The Man is out on 24 hour patrol, and I'm at home with my computer and a stack of unfinished thank you notes listening to the Weepies. It's Wednesday night on the home front, my second-to-last Bullis Wednesday. And so begins the countdown of lasts.
The biggest last that I'm faced with is that this week is the last time to prove to myself that I can live without deadlines or due dates, that I can motivate without the promised reward of good grades or someone else's approval. It's been three and a half months of tanking out on myself in that regard, but who knows? Perhaps I will suddenly be injected with some alien ambition and will find myself doing more than stagnating.
What a weird, weird few months. I've made friends, watched stupid movies, gone tubing down a silk-green river. I've spent hours writing (and weeks purposefully not writing). I've read my Bible (and avoided reading it). I've had many mugs of coffee (and almost as many of tea). I've gone for walks in the burning sun, seen seven circling vultures, watched a snake coil sinisterly, laughed at yellow butterflies. I've felt the ocean spray on my face and laid awake at night longing for rain to come. I've seen the hill country in the light of a lowering sun and read books the wind tried to tear from my hands. Most importantly, I've loved the Man so intensely that the thought of him leaving...is not a thought that I want to entertain.

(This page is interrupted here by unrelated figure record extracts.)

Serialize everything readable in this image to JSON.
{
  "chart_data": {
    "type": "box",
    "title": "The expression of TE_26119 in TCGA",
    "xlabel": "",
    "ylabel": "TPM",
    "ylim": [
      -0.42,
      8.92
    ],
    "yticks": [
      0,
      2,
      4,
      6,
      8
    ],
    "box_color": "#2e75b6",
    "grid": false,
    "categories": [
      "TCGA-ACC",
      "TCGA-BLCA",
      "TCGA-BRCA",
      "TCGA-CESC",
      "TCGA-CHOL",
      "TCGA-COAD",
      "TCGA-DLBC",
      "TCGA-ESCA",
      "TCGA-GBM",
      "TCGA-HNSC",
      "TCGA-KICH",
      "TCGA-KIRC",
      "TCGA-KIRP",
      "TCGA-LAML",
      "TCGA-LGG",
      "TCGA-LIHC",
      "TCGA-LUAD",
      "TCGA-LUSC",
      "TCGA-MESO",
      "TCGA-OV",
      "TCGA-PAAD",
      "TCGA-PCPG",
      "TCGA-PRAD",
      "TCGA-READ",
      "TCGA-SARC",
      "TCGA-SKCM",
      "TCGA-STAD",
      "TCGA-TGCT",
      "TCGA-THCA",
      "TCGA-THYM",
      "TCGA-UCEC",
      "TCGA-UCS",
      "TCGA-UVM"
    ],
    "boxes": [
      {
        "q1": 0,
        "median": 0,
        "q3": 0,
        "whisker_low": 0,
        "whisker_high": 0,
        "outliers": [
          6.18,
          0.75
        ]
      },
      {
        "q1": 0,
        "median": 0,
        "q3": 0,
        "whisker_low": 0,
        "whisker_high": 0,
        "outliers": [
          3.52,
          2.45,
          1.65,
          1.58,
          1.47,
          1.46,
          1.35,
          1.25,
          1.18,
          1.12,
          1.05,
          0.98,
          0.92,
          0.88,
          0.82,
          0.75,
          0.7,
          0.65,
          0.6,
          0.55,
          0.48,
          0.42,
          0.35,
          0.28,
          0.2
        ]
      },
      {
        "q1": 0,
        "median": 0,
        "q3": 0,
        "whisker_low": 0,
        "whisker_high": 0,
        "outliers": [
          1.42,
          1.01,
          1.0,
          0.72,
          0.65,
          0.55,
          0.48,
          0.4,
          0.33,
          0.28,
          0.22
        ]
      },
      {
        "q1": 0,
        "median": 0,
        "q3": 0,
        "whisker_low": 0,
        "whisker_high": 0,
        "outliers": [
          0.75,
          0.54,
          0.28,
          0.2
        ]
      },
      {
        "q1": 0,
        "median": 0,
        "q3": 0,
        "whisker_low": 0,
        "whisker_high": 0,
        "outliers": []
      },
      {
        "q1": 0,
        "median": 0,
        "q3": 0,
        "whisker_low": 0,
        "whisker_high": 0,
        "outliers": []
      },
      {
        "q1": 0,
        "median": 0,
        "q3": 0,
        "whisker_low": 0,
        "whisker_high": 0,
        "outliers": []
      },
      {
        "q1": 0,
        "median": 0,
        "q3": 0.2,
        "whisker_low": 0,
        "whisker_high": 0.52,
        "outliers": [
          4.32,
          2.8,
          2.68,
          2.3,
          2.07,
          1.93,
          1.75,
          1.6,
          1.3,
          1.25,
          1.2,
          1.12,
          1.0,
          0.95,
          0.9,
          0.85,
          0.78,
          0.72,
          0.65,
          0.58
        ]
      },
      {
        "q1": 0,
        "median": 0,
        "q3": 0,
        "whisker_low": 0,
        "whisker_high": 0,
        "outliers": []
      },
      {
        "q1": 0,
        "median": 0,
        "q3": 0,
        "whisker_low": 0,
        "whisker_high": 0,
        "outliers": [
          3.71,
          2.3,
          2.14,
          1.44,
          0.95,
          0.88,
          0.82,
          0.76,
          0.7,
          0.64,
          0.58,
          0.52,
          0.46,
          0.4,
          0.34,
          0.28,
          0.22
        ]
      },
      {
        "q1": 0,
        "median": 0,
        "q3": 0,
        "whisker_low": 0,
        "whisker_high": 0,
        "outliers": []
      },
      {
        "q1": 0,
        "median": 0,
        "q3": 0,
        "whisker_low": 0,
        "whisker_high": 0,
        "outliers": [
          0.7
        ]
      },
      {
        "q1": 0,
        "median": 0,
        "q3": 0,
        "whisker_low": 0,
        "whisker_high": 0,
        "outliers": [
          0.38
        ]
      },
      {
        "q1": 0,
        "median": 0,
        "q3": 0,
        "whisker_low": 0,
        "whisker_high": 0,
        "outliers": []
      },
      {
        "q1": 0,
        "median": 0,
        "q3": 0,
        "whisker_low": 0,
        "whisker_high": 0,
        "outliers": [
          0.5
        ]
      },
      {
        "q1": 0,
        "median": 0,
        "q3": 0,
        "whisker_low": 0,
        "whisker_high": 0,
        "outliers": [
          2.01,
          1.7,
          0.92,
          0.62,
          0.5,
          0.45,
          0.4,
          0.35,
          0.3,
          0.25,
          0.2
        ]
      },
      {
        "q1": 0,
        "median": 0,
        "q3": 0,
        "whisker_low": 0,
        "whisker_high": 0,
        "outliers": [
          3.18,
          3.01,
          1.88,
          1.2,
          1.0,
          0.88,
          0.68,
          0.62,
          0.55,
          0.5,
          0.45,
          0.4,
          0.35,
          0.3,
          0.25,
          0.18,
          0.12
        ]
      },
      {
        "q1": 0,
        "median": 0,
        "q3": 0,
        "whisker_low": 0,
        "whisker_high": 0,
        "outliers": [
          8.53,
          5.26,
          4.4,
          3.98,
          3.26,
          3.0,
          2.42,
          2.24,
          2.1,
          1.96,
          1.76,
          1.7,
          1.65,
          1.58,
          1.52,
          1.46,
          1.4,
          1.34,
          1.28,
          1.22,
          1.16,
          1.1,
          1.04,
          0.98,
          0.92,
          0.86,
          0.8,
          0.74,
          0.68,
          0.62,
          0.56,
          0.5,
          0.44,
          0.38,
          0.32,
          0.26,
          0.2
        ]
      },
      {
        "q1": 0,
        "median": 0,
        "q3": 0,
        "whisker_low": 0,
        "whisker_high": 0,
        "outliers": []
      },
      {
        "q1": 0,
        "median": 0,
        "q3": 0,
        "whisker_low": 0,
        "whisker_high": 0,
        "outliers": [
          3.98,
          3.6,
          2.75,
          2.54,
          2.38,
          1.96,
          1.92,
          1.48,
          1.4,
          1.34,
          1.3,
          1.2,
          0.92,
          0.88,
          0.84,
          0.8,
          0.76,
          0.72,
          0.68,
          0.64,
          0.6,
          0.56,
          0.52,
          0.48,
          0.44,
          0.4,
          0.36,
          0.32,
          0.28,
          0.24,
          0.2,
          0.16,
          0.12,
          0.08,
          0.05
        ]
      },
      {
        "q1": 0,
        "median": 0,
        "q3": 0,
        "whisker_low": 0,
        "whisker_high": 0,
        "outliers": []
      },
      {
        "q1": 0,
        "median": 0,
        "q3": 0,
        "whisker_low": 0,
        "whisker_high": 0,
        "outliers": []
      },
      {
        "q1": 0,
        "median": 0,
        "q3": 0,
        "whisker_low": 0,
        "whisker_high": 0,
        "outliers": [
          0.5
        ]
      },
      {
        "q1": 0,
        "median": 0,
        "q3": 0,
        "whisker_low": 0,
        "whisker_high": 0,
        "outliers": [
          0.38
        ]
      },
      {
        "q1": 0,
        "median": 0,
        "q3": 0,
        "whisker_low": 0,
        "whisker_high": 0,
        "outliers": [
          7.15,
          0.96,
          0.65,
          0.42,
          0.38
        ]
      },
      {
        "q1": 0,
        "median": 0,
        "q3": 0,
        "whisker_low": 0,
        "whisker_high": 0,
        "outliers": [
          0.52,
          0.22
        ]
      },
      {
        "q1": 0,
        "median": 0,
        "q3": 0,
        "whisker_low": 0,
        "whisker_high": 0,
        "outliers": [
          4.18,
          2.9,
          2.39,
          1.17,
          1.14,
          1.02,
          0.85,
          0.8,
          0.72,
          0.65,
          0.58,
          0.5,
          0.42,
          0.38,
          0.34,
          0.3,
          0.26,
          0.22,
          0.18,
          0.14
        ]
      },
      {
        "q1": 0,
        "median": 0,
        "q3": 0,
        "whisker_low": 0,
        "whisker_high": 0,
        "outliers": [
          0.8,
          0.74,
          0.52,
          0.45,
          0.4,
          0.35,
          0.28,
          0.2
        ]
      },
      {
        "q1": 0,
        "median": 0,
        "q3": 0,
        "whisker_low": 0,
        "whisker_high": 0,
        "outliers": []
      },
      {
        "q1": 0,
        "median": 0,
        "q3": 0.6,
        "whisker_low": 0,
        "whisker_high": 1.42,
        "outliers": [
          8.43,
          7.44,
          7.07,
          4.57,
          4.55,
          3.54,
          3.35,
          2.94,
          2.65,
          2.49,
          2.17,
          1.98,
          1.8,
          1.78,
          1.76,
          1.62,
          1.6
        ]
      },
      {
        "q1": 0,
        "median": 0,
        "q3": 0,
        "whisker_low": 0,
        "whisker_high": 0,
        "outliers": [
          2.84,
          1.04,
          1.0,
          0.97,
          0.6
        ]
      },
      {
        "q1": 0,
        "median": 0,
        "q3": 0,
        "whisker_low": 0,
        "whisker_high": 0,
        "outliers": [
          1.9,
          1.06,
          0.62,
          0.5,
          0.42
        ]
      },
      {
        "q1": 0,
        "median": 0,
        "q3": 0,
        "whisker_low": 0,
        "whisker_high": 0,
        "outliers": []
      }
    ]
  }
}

And next Friday we'll squeeze all our belongings into our sun-roofed silver car except for what can't be squeezed, and we'll leave behind "my" back road, Saturday breakfasts at La Madeleine, the toaster oven that won't work at the same time as the coffee maker, the fuzzy TV, the boxes full of the Man's MRE's, the miscellaneous gear hiding behind the armchair, the laundry basket I dragged up and down the stairs twice a week, the Do Not Disturb sign, the scratchy white towels, the view out my window...and a thousand newlywed memories.
There are rumours that there's a home waiting for me somewhere in DC. I hope so.